Role: UX Lead
Project timeline: 6 months
Overview
The Consumer Centric Search (CCS) page serves as a critical first touchpoint for potential UHC customers, receiving an average of 150,000 visits per week. As UX lead since 2021, I've guided this page through multiple iterations, transforming it from a fragmented collection of landing pages into the third-most visited page on uhc.com with a 22% exit rate to sales funnels.
The problem
Prior to 2021, individual product teams managed their own paid media campaigns independently, creating a chaotic user experience with high bounces rates. We created the CCS page to bring a unified front of UHC insurance products to the user and focused on the main four plan types: Medicare, ACA, Short-term, and D-SNP.

By 2025, the page had seen years of success and needed to accommodate additional lines of business without compromising the streamlined experience we had cultivated.
Adding more lines of business could overwhelm users with too many choices. This raised a critical question: are there other ways we can guide users into the right plans?
Design approach
I analyzed years of A/B testing on the CCS page and competitors landing pages to identify our highest-performing components. Two elements seemed to consistently drove success: input fields that allowed users to specify their needs, and product tiles displaying lines of business with CTAs and contact information.
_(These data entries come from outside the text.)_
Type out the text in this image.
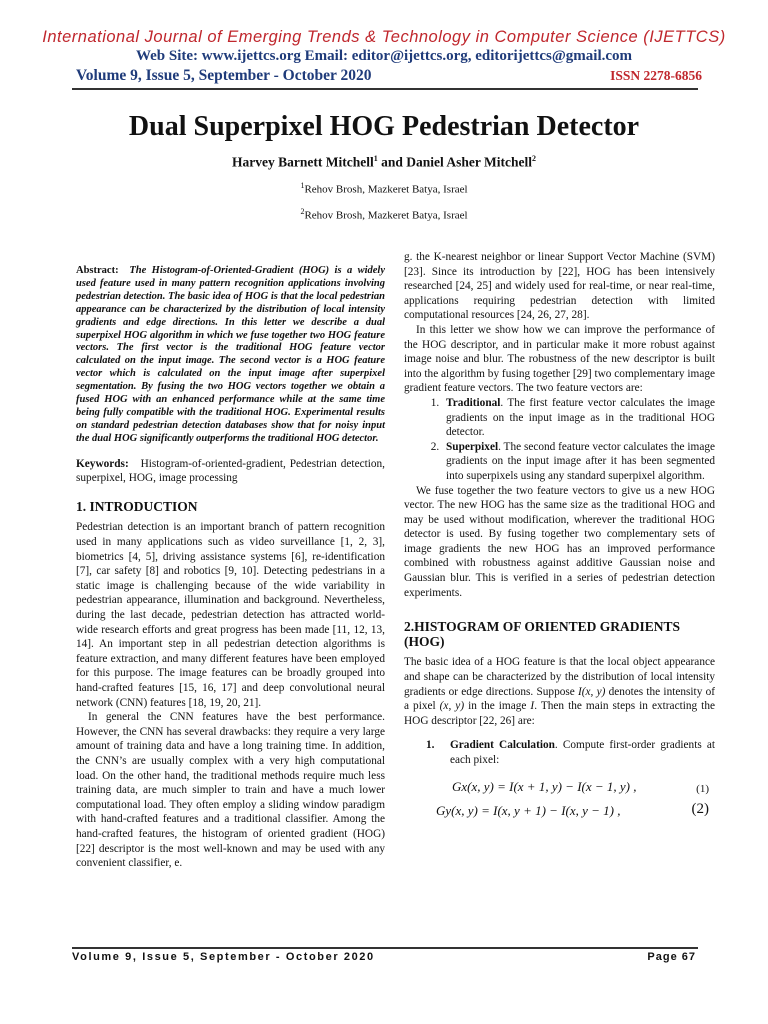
International Journal of Emerging Trends & Technology in Computer Science (IJETTCS)
Web Site: www.ijettcs.org Email: editor@ijettcs.org, editorijettcs@gmail.com
Volume 9, Issue 5, September - October 2020	ISSN 2278-6856
Dual Superpixel HOG Pedestrian Detector
Harvey Barnett Mitchell$^1$ and Daniel Asher Mitchell$^2$
$^1$Rehov Brosh, Mazkeret Batya, Israel
$^2$Rehov Brosh, Mazkeret Batya, Israel

Abstract: The Histogram-of-Oriented-Gradient (HOG) is a widely used feature used in many pattern recognition applications involving pedestrian detection. The basic idea of HOG is that the local pedestrian appearance can be characterized by the distribution of local intensity gradients and edge directions. In this letter we describe a dual superpixel HOG algorithm in which we fuse together two HOG feature vectors. The first vector is the traditional HOG feature vector calculated on the input image. The second vector is a HOG feature vector which is calculated on the input image after superpixel segmentation. By fusing the two HOG vectors together we obtain a fused HOG with an enhanced performance while at the same time being fully compatible with the traditional HOG. Experimental results on standard pedestrian detection databases show that for noisy input the dual HOG significantly outperforms the traditional HOG detector.

Keywords: Histogram-of-oriented-gradient, Pedestrian detection, superpixel, HOG, image processing

1. INTRODUCTION

Pedestrian detection is an important branch of pattern recognition used in many applications such as video surveillance [1, 2, 3], biometrics [4, 5], driving assistance systems [6], re-identification [7], car safety [8] and robotics [9, 10]. Detecting pedestrians in a static image is challenging because of the wide variability in pedestrian appearance, illumination and background. Nevertheless, during the last decade, pedestrian detection has attracted world-wide research efforts and great progress has been made [11, 12, 13, 14]. An important step in all pedestrian detection algorithms is feature extraction, and many different features have been employed for this purpose. The image features can be broadly grouped into hand-crafted features [15, 16, 17] and deep convolutional neural network (CNN) features [18, 19, 20, 21].

In general the CNN features have the best performance. However, the CNN has several drawbacks: they require a very large amount of training data and have a long training time. In addition, the CNN’s are usually complex with a very high computational load. On the other hand, the traditional methods require much less training data, are much simpler to train and have a much lower computational load. They often employ a sliding window paradigm with hand-crafted features and a traditional classifier. Among the hand-crafted features, the histogram of oriented gradient (HOG) [22] descriptor is the most well-known and may be used with any convenient classifier, e.

g. the K-nearest neighbor or linear Support Vector Machine (SVM) [23]. Since its introduction by [22], HOG has been intensively researched [24, 25] and widely used for real-time, or near real-time, applications requiring pedestrian detection with limited computational resources [24, 26, 27, 28].

In this letter we show how we can improve the performance of the HOG descriptor, and in particular make it more robust against image noise and blur. The robustness of the new descriptor is built into the algorithm by fusing together [29] two complementary image gradient feature vectors. The two feature vectors are:

1. Traditional. The first feature vector calculates the image gradients on the input image as in the traditional HOG detector.
2. Superpixel. The second feature vector calculates the image gradients on the input image after it has been segmented into superpixels using any standard superpixel algorithm.

We fuse together the two feature vectors to give us a new HOG vector. The new HOG has the same size as the traditional HOG and may be used without modification, wherever the traditional HOG detector is used. By fusing together two complementary sets of image gradients the new HOG has an improved performance combined with robustness against additive Gaussian noise and Gaussian blur. This is verified in a series of pedestrian detection experiments.

2.HISTOGRAM OF ORIENTED GRADIENTS (HOG)

The basic idea of a HOG feature is that the local object appearance and shape can be characterized by the distribution of local intensity gradients or edge directions. Suppose I(x, y) denotes the intensity of a pixel (x, y) in the image I. Then the main steps in extracting the HOG descriptor [22, 26] are:

1.	Gradient Calculation. Compute first-order gradients at each pixel:

Gx(x, y) = I(x + 1, y) − I(x − 1, y) ,	(1)
Gy(x, y) = I(x, y + 1) − I(x, y − 1) ,	(2)
Volume 9, Issue 5, September - October 2020	Page 67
I presented my findings to key stakeholders, and they approved and wanted to move forward with a single input field prompting users to enter ZIP code and display results based on their location. I created user flows showing how collecting age in addition to ZIP code would significantly narrow results to plans users actually qualified for, rather than overwhelming them with irrelevant plan options.
My hypothesis was that this strategic personalization would improve funnel conversion by help users navigate the expanded options more effectively.
The unexpected results
We launched the redesigned layout in September 2025 as an A/B test. The results were shocking: a 54% decrease in lower funnel sales.
Paradoxically, engagement with the input fields was high. Users were interacting with the personalization features, but they weren't progress to the next steps. Our quantitative data could not explain why. 
Research & discovery
I immediately partnered with our user research team. I created detailed flow charts and interactive mockups for testing sessions to uncover how input requirements influenced users' perception of plan relevance and their overall experience. The test ran for two weeks with ten participants, spanning across different insurance plan types (Individual and family, Medicare, Medicaid). 
The research revealed a critical insight: 100% of participants preferred to input more information if it meant receiving focused, relevant results. Users weren't frustrated by the input fields -- they were frustrated by what happened after they filled them out. 
This reframed the entire problem. Users engaged with our personalization features because they expected personalized results. When the subsequent search results page didn't deliver on that implicit promise, the experience fell apart.
Key insights
Users are willing to share personal information when they trust it will lead to genuinely relevant recommendations. Our users actively demonstrated this preference.
Personalization isn't a single-problem. Creating input fields without ensuring the entire downstream experience delivers on expectations creates a trust gap that destroys conversion.
Impact & lessons learned
While the redesign is ongoing, the insights gained have already influenced how UnitedHealthcare approaches personalization across digital touchpoints. The findings are informing conversations about data collection, results relevance, and cross-functional coordination -- addressing the same siloed approach that created problems in 2021.
This project reinforced that data-driven design requires both quantitative and qualitative research. A/B tests told us what was happening; our user research told us why. It demonstrated that user experience extends beyond page boundaries -- solving problems in isolation can create new problems downstream.
Current state & next steps
The failed test and subsequent research expanded the scope beyond the CCS page. We now understand that delivering on user expectations requires redesigning both the CCS page and our UHC.com search results page as an integrated experience.
I'm currently working with the research team and stakeholders across multiple lines of business to map the complete user journey from initial search intent through plan selection. The goal is to create a cohesive personalization framework that respects user privacy while delivering the focused results users expect.